If you’re still in the honeymoon phase of your relationship with your custom GPT, we’re sorry to have to spill the tea.
A recent study by Northwestern University has revealed a startling vulnerability in custom Generative Pre-trained Transformers (GPTs): although they can be customized for diverse applications, they are also susceptible to prompt injection attacks that can expose sensitive information.
The Vulnerability of Custom GPTs
GPTs are advanced AI chatbots that can be created and shaped by users of OpenAI’s ChatGPT. They use ChatGPT’s core Large Language Model (LLM), GPT-4 Turbo, but are enhanced with additional, unique elements that influence how they interact with the user. These customizations include specific prompts, unique datasets, and tailored processing instructions, allowing them to serve various specialized functions.
However, these parameters and any sensitive data used to shape GPTs can easily be accessed by third parties. For example, Decrypt was able to obtain the full prompt and confidential data of a publicly shared GPT by using a basic prompt hacking technique: asking for its “initial prompt.” This poses a significant risk to intellectual property and user privacy.
Potential Attacks
The researchers found that attackers can cause two types of disclosures: “system prompt extraction” and “file leakage.” The former tricks the model into sharing its core configuration and prompt, while the latter makes it disclose and share its confidential training dataset.

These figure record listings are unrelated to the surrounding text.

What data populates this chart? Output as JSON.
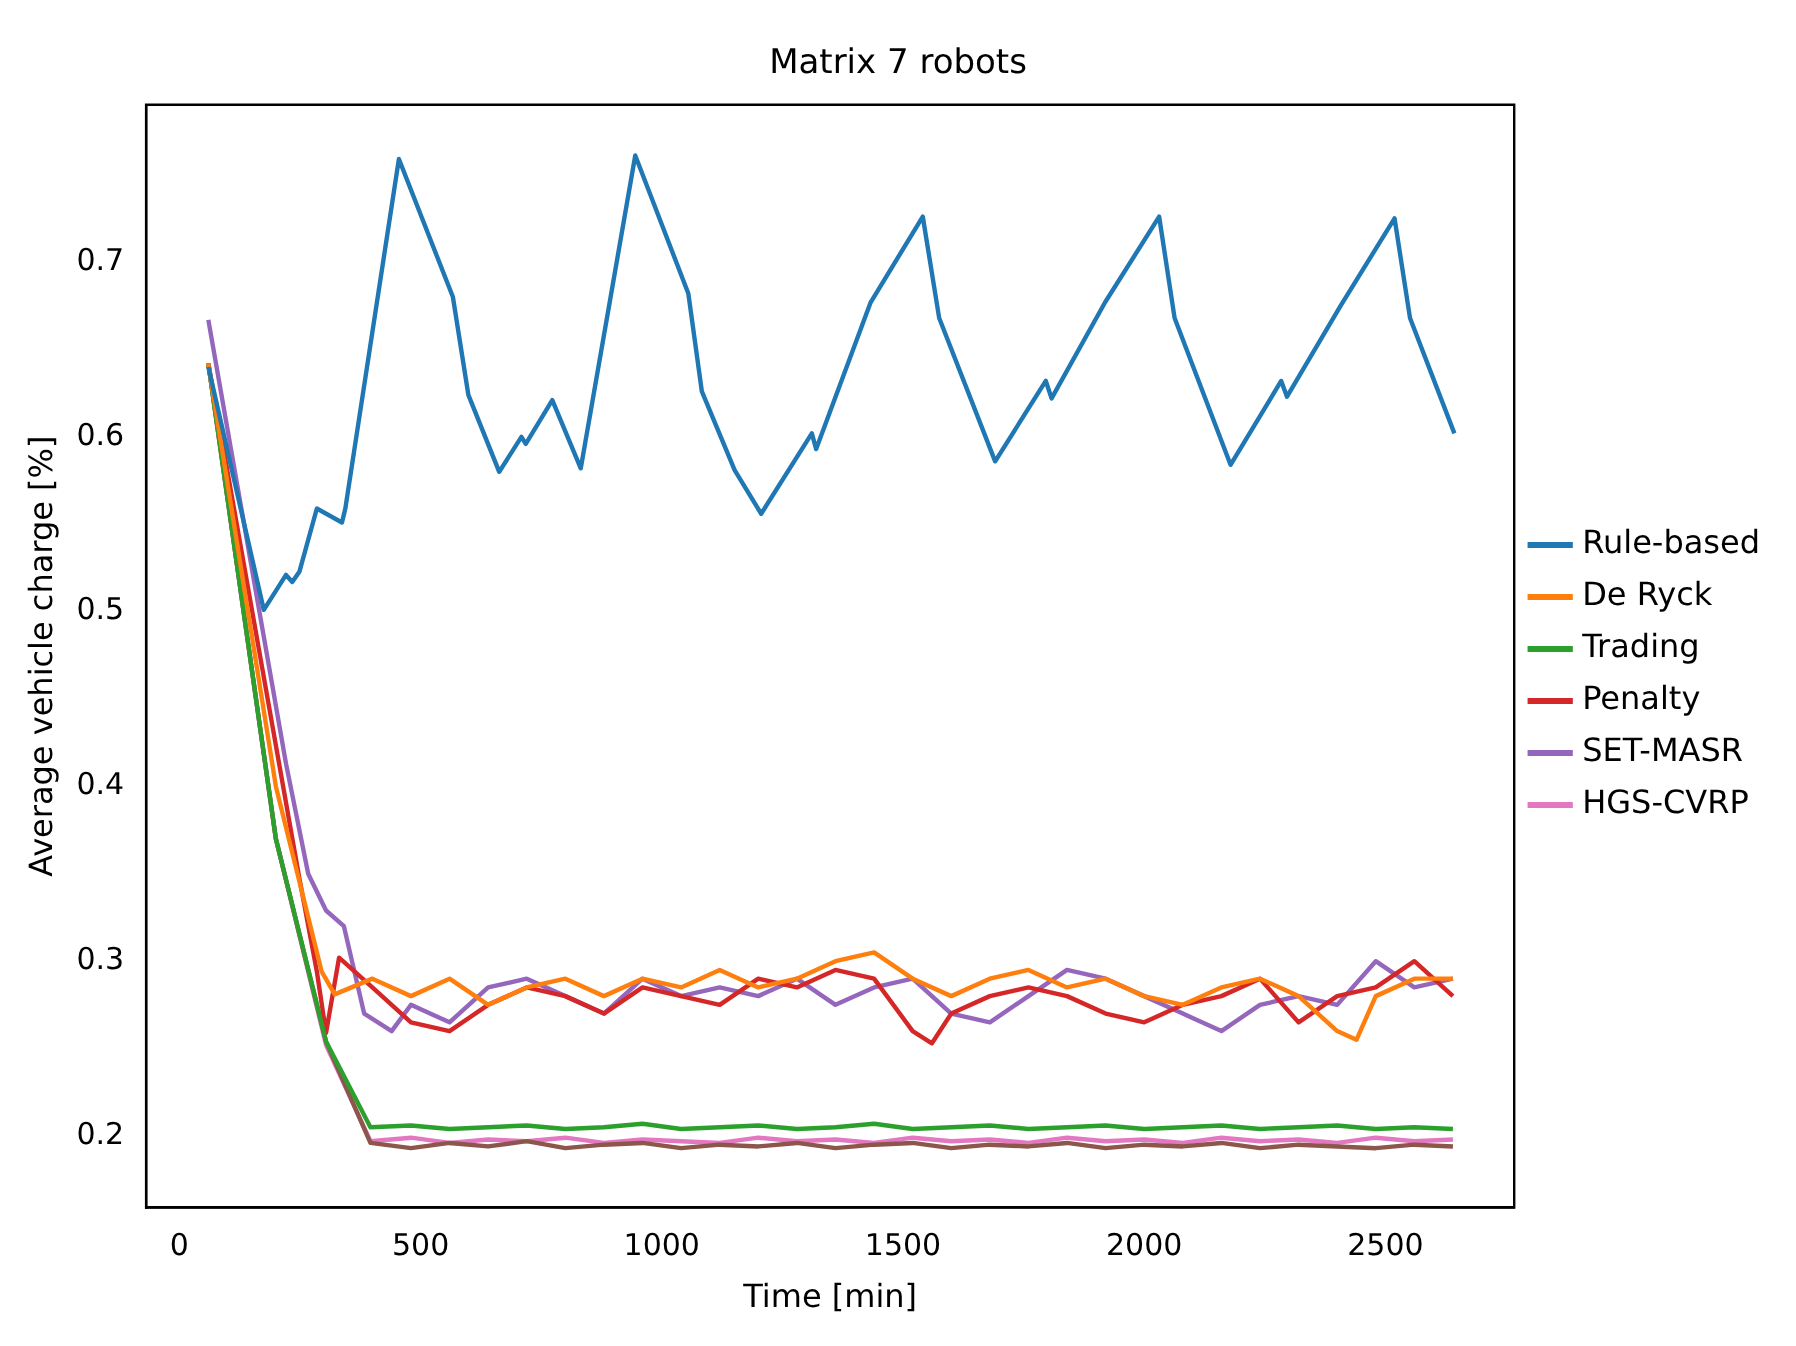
{
  "chart_data": {
    "type": "line",
    "title": "Matrix 7 robots",
    "xlabel": "Time [min]",
    "ylabel": "Average vehicle charge [%]",
    "xlim": [
      -69,
      2767
    ],
    "xticks": [
      0,
      500,
      1000,
      1500,
      2000,
      2500
    ],
    "ylim": [
      0.159,
      0.79
    ],
    "yticks": [
      0.2,
      0.3,
      0.4,
      0.5,
      0.6,
      0.7
    ],
    "grid": false,
    "legend": "right",
    "marker": "none",
    "line_style": "solid",
    "series": [
      {
        "name": "Rule-based",
        "color": "#1f77b4",
        "x": [
          60,
          175,
          221,
          234,
          249,
          285,
          337,
          344,
          455,
          567,
          599,
          663,
          709,
          718,
          773,
          832,
          945,
          1055,
          1083,
          1151,
          1206,
          1311,
          1320,
          1433,
          1541,
          1575,
          1691,
          1796,
          1808,
          1919,
          2031,
          2063,
          2179,
          2284,
          2296,
          2407,
          2519,
          2551,
          2643
        ],
        "values": [
          0.64,
          0.501,
          0.521,
          0.517,
          0.523,
          0.559,
          0.551,
          0.559,
          0.759,
          0.68,
          0.624,
          0.58,
          0.6,
          0.596,
          0.621,
          0.582,
          0.761,
          0.682,
          0.626,
          0.581,
          0.556,
          0.602,
          0.593,
          0.677,
          0.726,
          0.668,
          0.586,
          0.632,
          0.622,
          0.677,
          0.726,
          0.668,
          0.584,
          0.632,
          0.623,
          0.675,
          0.725,
          0.668,
          0.602
        ]
      },
      {
        "name": "De Ryck",
        "color": "#ff7f0e",
        "x": [
          60,
          200,
          295,
          322,
          400,
          480,
          560,
          640,
          720,
          800,
          880,
          960,
          1040,
          1120,
          1200,
          1280,
          1360,
          1440,
          1520,
          1600,
          1680,
          1760,
          1840,
          1920,
          2000,
          2080,
          2160,
          2240,
          2320,
          2400,
          2440,
          2480,
          2560,
          2640
        ],
        "values": [
          0.642,
          0.4,
          0.294,
          0.281,
          0.29,
          0.28,
          0.29,
          0.275,
          0.285,
          0.29,
          0.28,
          0.29,
          0.285,
          0.295,
          0.285,
          0.29,
          0.3,
          0.305,
          0.29,
          0.28,
          0.29,
          0.295,
          0.285,
          0.29,
          0.28,
          0.275,
          0.285,
          0.29,
          0.28,
          0.26,
          0.255,
          0.28,
          0.29,
          0.29
        ]
      },
      {
        "name": "Trading",
        "color": "#2ca02c",
        "x": [
          60,
          200,
          304,
          396,
          480,
          560,
          640,
          720,
          800,
          880,
          960,
          1040,
          1120,
          1200,
          1280,
          1360,
          1440,
          1520,
          1600,
          1680,
          1760,
          1840,
          1920,
          2000,
          2080,
          2160,
          2240,
          2320,
          2400,
          2480,
          2560,
          2640
        ],
        "values": [
          0.642,
          0.37,
          0.254,
          0.205,
          0.206,
          0.204,
          0.205,
          0.206,
          0.204,
          0.205,
          0.207,
          0.204,
          0.205,
          0.206,
          0.204,
          0.205,
          0.207,
          0.204,
          0.205,
          0.206,
          0.204,
          0.205,
          0.206,
          0.204,
          0.205,
          0.206,
          0.204,
          0.205,
          0.206,
          0.204,
          0.205,
          0.204
        ]
      },
      {
        "name": "Penalty",
        "color": "#d62728",
        "x": [
          60,
          249,
          285,
          304,
          331,
          400,
          480,
          560,
          640,
          720,
          800,
          880,
          960,
          1040,
          1120,
          1200,
          1280,
          1360,
          1440,
          1520,
          1560,
          1600,
          1680,
          1760,
          1840,
          1920,
          2000,
          2080,
          2160,
          2240,
          2320,
          2400,
          2480,
          2560,
          2640
        ],
        "values": [
          0.642,
          0.347,
          0.294,
          0.259,
          0.302,
          0.285,
          0.265,
          0.26,
          0.275,
          0.285,
          0.28,
          0.27,
          0.285,
          0.28,
          0.275,
          0.29,
          0.285,
          0.295,
          0.29,
          0.26,
          0.253,
          0.27,
          0.28,
          0.285,
          0.28,
          0.27,
          0.265,
          0.275,
          0.28,
          0.29,
          0.265,
          0.28,
          0.285,
          0.3,
          0.28
        ]
      },
      {
        "name": "SET-MASR",
        "color": "#9467bd",
        "x": [
          60,
          221,
          267,
          304,
          341,
          383,
          440,
          480,
          560,
          640,
          720,
          800,
          880,
          960,
          1040,
          1120,
          1200,
          1280,
          1360,
          1440,
          1520,
          1600,
          1680,
          1760,
          1840,
          1920,
          2000,
          2080,
          2160,
          2240,
          2320,
          2400,
          2480,
          2560,
          2640
        ],
        "values": [
          0.667,
          0.413,
          0.35,
          0.329,
          0.32,
          0.27,
          0.26,
          0.275,
          0.265,
          0.285,
          0.29,
          0.28,
          0.27,
          0.29,
          0.28,
          0.285,
          0.28,
          0.29,
          0.275,
          0.285,
          0.29,
          0.27,
          0.265,
          0.28,
          0.295,
          0.29,
          0.28,
          0.27,
          0.26,
          0.275,
          0.28,
          0.275,
          0.3,
          0.285,
          0.29
        ]
      },
      {
        "color": "#8c564b",
        "x": [
          60,
          200,
          304,
          396,
          480,
          560,
          640,
          720,
          800,
          880,
          960,
          1040,
          1120,
          1200,
          1280,
          1360,
          1440,
          1520,
          1600,
          1680,
          1760,
          1840,
          1920,
          2000,
          2080,
          2160,
          2240,
          2320,
          2400,
          2480,
          2560,
          2640
        ],
        "values": [
          0.642,
          0.37,
          0.254,
          0.196,
          0.193,
          0.196,
          0.194,
          0.197,
          0.193,
          0.195,
          0.196,
          0.193,
          0.195,
          0.194,
          0.196,
          0.193,
          0.195,
          0.196,
          0.193,
          0.195,
          0.194,
          0.196,
          0.193,
          0.195,
          0.194,
          0.196,
          0.193,
          0.195,
          0.194,
          0.193,
          0.195,
          0.194
        ]
      },
      {
        "name": "HGS-CVRP",
        "color": "#e377c2",
        "x": [
          60,
          200,
          304,
          396,
          480,
          560,
          640,
          720,
          800,
          880,
          960,
          1040,
          1120,
          1200,
          1280,
          1360,
          1440,
          1520,
          1600,
          1680,
          1760,
          1840,
          1920,
          2000,
          2080,
          2160,
          2240,
          2320,
          2400,
          2480,
          2560,
          2640
        ],
        "values": [
          0.642,
          0.37,
          0.252,
          0.197,
          0.199,
          0.196,
          0.198,
          0.197,
          0.199,
          0.196,
          0.198,
          0.197,
          0.196,
          0.199,
          0.197,
          0.198,
          0.196,
          0.199,
          0.197,
          0.198,
          0.196,
          0.199,
          0.197,
          0.198,
          0.196,
          0.199,
          0.197,
          0.198,
          0.196,
          0.199,
          0.197,
          0.198
        ]
      }
    ]
  }
}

Existing defenses like defensive prompts are not foolproof against sophisticated adversarial prompts. The study emphasizes the need for stronger security measures to protect custom GPTs against exploitation techniques.
Prioritizing Security Measures
Given that users can customize GPTs without supervision or testing from OpenAI, the study urges the AI community to prioritize the development of additional safeguards beyond simple defensive prompts. It concludes that current defensive strategies may be insufficient in addressing vulnerabilities.
Protecting User Security and Privacy
While the customization of GPTs offers immense potential, this study serves as a reminder of the associated security risks. Advancements in AI should not compromise user security and privacy. It is advisable to keep important or sensitive GPTs to yourself or avoid training them with sensitive data altogether.
Edited by Ryan Ozawa.
Hot Take: The Vulnerability of Custom GPTs and the Need for Enhanced Security Measures
A recent study has revealed a concerning vulnerability in custom Generative Pre-trained Transformers (GPTs). These advanced AI chatbots, which can be customized for various applications, are susceptible to prompt injection attacks that expose sensitive information. The study highlights how easily third parties can access parameters and confidential data used to shape GPTs. Attackers can exploit this vulnerability to extract core configurations, prompts, and confidential training datasets. Existing defenses are not foolproof against sophisticated adversarial prompts, necessitating stronger security measures. The research emphasizes the importance of prioritizing additional safeguards beyond simple defensive prompts to protect custom GPTs. This study serves as a crucial reminder that advancements in AI must not compromise user security and privacy.